The tax structures are not confining, and should not be..........but people want to avoid jumping thru the hoops, and think the tax Code provides loopholes.......which it really does not, unless you can buy lobbyists to add a clause to some bill that favors only you.

That is what causes the problems..........not wanting to know the rules well enough to devise a way to get what you want without getting reamed.  Learn the rules..........and therefore learn what they don't require.

Find some tax person that is willing to talk in terms of Code sections, so that you know that they know what they are doing, or at least are familiar enough with the Code that they can perform basic research.

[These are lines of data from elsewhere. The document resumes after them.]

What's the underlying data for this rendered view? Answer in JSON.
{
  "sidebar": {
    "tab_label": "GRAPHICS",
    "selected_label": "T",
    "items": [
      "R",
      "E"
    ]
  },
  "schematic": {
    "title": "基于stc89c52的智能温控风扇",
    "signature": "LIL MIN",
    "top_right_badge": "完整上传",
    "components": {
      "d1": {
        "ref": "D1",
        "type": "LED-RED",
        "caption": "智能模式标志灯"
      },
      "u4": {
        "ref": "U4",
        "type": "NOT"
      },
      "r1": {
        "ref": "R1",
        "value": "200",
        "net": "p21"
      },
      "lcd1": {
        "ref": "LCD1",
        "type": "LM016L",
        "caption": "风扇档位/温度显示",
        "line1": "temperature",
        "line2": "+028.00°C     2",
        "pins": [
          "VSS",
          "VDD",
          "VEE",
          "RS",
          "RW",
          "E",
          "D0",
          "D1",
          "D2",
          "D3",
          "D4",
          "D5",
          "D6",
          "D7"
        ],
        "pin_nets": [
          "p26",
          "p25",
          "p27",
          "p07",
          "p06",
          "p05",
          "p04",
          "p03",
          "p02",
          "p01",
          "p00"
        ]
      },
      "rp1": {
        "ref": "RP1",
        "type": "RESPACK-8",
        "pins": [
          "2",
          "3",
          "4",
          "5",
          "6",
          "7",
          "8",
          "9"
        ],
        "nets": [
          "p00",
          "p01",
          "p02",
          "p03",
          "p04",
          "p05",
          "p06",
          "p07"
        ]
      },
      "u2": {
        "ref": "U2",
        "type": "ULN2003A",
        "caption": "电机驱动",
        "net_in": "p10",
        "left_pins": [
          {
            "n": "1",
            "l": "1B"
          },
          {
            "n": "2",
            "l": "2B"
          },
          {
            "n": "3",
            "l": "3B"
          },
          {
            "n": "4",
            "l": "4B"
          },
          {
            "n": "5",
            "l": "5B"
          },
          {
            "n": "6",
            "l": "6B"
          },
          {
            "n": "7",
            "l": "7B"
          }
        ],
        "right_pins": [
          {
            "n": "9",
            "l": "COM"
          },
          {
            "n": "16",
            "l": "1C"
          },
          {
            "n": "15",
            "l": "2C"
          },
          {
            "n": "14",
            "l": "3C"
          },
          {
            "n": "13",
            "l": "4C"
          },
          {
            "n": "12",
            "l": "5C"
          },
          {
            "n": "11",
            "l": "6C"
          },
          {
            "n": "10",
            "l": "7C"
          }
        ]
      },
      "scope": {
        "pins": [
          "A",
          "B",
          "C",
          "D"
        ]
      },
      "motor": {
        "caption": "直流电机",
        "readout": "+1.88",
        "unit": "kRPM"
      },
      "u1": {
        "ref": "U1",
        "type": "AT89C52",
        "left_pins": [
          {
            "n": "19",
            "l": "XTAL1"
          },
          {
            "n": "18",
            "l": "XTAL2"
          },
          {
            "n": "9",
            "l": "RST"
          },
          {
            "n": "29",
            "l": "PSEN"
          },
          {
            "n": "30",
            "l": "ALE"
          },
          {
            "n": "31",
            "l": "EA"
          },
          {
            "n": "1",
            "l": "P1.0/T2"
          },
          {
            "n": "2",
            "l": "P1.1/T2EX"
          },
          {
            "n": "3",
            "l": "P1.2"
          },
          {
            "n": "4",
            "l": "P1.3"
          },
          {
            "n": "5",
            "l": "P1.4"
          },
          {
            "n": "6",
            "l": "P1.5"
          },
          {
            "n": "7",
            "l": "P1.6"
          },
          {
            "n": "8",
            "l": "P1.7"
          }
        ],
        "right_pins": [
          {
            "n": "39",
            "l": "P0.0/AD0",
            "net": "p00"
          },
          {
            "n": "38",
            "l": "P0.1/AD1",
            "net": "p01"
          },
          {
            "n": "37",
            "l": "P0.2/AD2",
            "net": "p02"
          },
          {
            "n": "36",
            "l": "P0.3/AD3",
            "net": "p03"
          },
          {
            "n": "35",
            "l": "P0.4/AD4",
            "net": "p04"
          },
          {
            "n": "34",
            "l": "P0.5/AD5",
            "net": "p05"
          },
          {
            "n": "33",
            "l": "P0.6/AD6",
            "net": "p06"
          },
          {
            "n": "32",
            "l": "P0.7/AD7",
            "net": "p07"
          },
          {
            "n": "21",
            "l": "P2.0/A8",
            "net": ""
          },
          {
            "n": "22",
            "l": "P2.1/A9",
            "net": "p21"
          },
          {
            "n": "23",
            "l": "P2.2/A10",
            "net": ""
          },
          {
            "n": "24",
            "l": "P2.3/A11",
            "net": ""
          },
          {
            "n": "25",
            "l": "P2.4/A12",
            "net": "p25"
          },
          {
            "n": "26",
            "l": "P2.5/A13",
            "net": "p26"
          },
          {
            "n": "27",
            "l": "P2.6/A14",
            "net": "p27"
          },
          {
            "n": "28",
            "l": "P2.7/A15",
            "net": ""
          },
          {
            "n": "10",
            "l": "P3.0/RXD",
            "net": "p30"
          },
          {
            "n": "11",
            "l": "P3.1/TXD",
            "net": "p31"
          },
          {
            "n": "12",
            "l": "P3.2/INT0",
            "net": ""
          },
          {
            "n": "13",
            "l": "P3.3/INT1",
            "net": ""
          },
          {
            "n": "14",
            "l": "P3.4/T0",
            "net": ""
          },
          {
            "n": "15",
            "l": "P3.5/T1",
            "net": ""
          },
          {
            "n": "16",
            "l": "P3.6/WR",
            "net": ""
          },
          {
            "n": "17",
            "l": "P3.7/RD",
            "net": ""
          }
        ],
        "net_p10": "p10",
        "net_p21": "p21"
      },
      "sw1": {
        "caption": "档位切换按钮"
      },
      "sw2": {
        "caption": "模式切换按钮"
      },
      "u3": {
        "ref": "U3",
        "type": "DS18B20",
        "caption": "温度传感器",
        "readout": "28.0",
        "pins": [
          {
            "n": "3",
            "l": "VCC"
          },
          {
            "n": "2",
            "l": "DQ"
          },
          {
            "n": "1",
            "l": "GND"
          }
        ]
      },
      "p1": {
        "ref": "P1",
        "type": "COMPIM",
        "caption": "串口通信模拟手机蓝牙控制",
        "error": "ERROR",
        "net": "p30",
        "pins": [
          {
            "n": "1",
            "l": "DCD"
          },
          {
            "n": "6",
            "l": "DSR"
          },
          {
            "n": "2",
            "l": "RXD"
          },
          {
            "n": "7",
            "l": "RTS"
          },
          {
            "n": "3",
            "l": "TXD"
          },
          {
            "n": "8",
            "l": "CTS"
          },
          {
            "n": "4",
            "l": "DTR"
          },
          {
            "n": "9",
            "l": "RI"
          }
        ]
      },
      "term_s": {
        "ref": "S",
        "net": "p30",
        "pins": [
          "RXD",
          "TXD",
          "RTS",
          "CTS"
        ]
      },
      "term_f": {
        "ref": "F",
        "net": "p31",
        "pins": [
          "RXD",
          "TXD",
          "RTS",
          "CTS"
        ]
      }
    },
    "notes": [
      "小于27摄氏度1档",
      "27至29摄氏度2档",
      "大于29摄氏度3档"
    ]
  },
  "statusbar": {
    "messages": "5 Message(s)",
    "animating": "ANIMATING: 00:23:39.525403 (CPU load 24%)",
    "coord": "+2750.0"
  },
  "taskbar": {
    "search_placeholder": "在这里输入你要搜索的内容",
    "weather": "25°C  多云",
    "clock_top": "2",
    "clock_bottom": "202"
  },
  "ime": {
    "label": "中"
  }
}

Ask them what they keep near them for reference materials------- I have used the US Master Tax Guide, by CCH, since the late 60s.  That publication provides an excellent summary of the Code sections, with references that can be followed.......and that is not the only available publication that does that.    (I worked as an intern in the Cedar Rapids, IA office of a multinational CPA firm while I was in college.  Tax partner there would NEVER answer a tax question from me until I could quote the contents of the pertinent sections from the USMTG.  Hard for me to keep from decking that short smartass, but that was probably one of the best teaching tools I have ever been subjected to.)

The sections of the Code that relate to your problem are......... 1245 for the depreciation, and 453(i) for the installment sales.

Takes deeper reading within those primary sections for any related party provisions.

Use your imagination, get a structure that appears to work economically, then align the tax code with it.